Das Wort ‚Abba‘ ist ein hebräisches, ein aramäisches Wort. Es wurde gebraucht im Familienkreis. Die Kinder sprachen ihren Vater als ‚Abba’ an. Aber es wurde nicht verwendet, um das Verhältnis zu Gott zu bezeichnen. Diese Verwendung ist durch Christus in die Welt gekommen. Er nennt seinen himmlischen Vater „Abba, lieber Vater“. Und die Christen, die eben Brüder und Schwestern Jesu geworden sind, dürfen, wie er, sagen: „Abba,  lieber Vater“. Es ist aufschlussreich, dass dieses hebräische Wort auch in den Gemeinden, die griechisch sprachen, Verwendung gefunden hat. Es sind ganz wenige Worte aus dem Hebräischen, die von den griechisch-sprechenden Christen übernommen wurden. Aber das Wort gehört dazu: „Abba, lieber Vater“. So wie das andere Wort: ‚Maranatha“. Komm Herr Jesus. „Maranatha“. Komm Herr Jesus. Ihr habt ja den Geist der Kindschaft empfangen, indem wir rufen: „Abba, lieber Vater.“  Und dieser Geist lehrt uns, richtig beten. Dass wir zu Gott rufen können und sprechen dürfen: „lieber Vater“, das bewirkt der Geist in uns. Wir ducken uns nicht wie Knechte vor einem Despoten, sondern wir treten frei und zuversichtlich Gott gegenüber, als dem Vater. Welche Wendung durch Gottes Fügung! Der Geist selbst bezeugt unserem Geiste, dass wir Kinder Gottes sind.

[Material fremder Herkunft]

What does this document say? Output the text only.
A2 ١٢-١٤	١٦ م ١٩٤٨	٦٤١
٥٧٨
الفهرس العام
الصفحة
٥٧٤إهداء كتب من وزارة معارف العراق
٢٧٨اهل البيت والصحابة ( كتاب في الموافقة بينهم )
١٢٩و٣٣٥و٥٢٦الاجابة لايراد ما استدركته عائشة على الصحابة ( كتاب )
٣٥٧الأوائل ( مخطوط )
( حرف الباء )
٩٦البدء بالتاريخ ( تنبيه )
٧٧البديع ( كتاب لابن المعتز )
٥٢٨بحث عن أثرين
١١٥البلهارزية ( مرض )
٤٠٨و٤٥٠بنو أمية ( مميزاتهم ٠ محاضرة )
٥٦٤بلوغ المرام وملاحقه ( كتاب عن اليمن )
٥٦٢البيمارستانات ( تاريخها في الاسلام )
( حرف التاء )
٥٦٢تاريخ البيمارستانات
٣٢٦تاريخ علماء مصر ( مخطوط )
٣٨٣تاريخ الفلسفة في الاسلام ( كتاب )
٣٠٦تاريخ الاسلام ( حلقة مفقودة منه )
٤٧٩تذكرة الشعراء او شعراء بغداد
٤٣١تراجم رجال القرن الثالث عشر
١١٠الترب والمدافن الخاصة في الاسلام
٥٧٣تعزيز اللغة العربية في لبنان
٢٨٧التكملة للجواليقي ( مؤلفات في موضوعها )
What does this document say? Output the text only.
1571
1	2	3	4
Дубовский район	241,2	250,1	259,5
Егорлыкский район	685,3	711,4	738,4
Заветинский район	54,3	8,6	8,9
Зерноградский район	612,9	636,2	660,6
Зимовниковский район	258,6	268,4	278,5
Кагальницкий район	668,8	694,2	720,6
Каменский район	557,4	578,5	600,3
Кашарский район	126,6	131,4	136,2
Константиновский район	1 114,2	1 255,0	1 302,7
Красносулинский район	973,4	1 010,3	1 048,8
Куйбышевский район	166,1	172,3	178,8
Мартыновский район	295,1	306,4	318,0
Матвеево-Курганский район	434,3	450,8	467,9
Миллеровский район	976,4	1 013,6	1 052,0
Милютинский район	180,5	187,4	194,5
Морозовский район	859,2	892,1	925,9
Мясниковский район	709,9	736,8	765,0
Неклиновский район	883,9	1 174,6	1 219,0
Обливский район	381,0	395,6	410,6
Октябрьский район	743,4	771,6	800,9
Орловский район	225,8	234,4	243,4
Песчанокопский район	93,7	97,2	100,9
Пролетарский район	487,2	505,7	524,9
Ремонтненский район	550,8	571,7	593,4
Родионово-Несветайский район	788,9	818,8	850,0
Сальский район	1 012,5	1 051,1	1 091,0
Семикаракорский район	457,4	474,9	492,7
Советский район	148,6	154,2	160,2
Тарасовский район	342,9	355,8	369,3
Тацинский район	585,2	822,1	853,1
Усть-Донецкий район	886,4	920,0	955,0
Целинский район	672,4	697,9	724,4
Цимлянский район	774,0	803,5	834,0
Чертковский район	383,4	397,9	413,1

Die Ausleger verstehen diese Stelle verschieden. Der Geist selbst bezeugt unserem Geiste, dass wir Kinder Gottes sind. Die einen sagen, das ist nichts anderes als eine Erklärung der vorhergehenden Aussagen. Aber es gibt auch Erklärer, die meinen, nein, hier wird auch etwas Neues ausgesagt, nämlich, es gibt eine Unmittelbarkeit der Geistwirkung in uns, die uns bezeugt, dass wir Kinder Gottes sind. Also gewissermaßen, ein Impuls des Geistes, der uns klarmacht, wie wir zu Gott stehen. Eine Stimme, die in uns auftaucht, von Gott gesprochen, und unser Bewusstsein darauf lenkt, dass wir Kinder Gottes sind. Wenn wir Kinder Gottes sind, hat das eine Folge, denn Kinder werden Erben. Wenn wir Kinder sind, so sind wir auch Erben. Erben Gottes und Miterben Christi. Hier geht also Paulus in das Erbrecht über und sagt, was im weltlichen Bereich gilt, das gilt schon längst im göttlichen Bereich. Wenn wir die Gewissheit haben, dass wir Kinder sind, dann haben wir auch die noch größere Gewissheit, dass wir erben werden. Wir werden erben das himmlische Erbe, wir werden erben die ewige Seligkeit. In Gemeinschaft mit Christus. Miterben Christi.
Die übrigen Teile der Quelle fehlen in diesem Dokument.